The four tracks have a tendency to drone on in repetition, but that is a strength rather than a weakness; the music is trance inducing and any radical deviation from the basic rhythm would shatter that quality. While often intense, the music is never harsh or grating on the mind. The overall atmosphere is both haunting and exotic, invoking images of long abandoned Mosques, endless desert sands and the sun setting on the Ganges River. The music immerses the listener in otherworldly ambiance, at once foreign and welcoming, mysterious and romantic, intense and addictive. One could see in Ornamentation the vast future potential of Trial of the Bow, a potential that still remains largely unexplored.
Review by James Slone
Review date: 05/2000
1. Father Of The Flower
3. The Promise
5. The Eyre Of The Awakening
6. Ceilidh For The Sallow Ground
8. The Court Of The Servant
9. As Night Falls
Renato Gallina and Mathew Skarajew return to the world of ethno-ambient music with Rite of Passage - surely a fitting and poetic title for their first full-length album. The sound of the record is a great deal more refined than that found on the debut Ornamentation EP, but also a good deal less ambient taken as a whole. There are the occasional trance inducing ambient tracks scattered throughout the album, but the greater part of the album is comprised of rather traditional music (ripe with rustic charm) from scatter-shot sources throughout the Mediterranean and Near East brought together and bound in tightly woven numbers. This is probably some of the hookiest "world music" you're ever going to hear.
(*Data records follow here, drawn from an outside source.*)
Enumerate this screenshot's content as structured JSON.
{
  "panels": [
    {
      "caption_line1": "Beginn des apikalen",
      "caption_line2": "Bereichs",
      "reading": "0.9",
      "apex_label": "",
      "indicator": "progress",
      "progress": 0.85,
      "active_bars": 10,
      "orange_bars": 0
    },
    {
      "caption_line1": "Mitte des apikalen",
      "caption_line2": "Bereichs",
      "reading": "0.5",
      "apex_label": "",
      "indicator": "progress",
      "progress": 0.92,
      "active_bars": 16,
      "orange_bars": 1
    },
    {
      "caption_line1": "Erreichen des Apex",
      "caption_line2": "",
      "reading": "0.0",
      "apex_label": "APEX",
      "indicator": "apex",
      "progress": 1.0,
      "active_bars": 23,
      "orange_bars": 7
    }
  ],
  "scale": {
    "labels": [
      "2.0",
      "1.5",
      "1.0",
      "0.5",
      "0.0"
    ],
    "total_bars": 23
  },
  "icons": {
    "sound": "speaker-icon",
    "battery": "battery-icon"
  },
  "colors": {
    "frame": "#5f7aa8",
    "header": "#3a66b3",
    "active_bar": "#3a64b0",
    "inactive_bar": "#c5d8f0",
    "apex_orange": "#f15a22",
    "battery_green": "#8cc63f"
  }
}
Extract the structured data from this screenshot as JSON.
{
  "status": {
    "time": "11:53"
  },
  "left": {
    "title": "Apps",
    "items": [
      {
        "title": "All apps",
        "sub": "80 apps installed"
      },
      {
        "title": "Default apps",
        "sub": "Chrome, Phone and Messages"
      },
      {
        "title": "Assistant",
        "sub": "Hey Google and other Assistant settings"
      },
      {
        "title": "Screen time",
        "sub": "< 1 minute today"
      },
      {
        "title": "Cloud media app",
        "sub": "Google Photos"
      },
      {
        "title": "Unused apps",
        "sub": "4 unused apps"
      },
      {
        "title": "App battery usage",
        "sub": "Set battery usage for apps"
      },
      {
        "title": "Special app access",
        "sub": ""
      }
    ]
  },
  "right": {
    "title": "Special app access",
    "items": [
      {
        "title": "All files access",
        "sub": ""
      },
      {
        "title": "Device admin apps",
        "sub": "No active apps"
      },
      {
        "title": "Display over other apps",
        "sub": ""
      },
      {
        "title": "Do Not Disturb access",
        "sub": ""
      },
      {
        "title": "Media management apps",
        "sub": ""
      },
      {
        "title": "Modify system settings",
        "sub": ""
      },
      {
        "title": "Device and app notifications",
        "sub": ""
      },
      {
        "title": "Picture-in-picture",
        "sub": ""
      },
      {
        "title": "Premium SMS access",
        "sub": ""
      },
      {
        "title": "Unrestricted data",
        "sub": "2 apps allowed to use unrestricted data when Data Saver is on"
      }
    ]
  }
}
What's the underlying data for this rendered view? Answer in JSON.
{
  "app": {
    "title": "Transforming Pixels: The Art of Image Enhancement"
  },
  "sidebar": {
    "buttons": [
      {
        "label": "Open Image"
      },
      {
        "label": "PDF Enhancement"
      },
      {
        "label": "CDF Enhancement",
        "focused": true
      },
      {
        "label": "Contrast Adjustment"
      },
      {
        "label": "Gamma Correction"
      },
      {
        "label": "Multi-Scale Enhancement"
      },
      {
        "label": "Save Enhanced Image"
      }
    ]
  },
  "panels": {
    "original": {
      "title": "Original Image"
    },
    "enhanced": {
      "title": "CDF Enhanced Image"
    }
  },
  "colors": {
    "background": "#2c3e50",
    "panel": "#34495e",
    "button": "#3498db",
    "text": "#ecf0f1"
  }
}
A whole hoard of guest musicians were assembled for the album with most of them providing a wide variety of string and woodwind instruments (the violin family, harp, double bass, flute, recorder, etc.). The inclusion of the woodwinds is really essential to the album and what really distinguishes in many ways from Ornamentation. The music is largely an infusion of North African, Iberian and Middle eastern (as well as some obvious references to Indo-Iranian) music - the various influences are infused to the point where the exact origins of certain sounds become ambiguous. Some of the better tracks flirt with combining intense poly-rhythmic African music with slight (almost playful) European melodies. The catchword of the album is definitely "variety" with "fusion" coming in at a close second.
Rite of Passage is a very good album, a beautiful collage of disparate musical forms. It's one of those rare works that truly treads the line between "art" and "popular" music; the concept is complex and enlightened, but the infectiousness and simplicity of the overall arrangements gives the music a nice, holistic feel and bundles the package nicely for a mass audience. The music shimmers with life and passion, full of sensuality and romance, or as one critic described the experience- "music to make love to". Well said.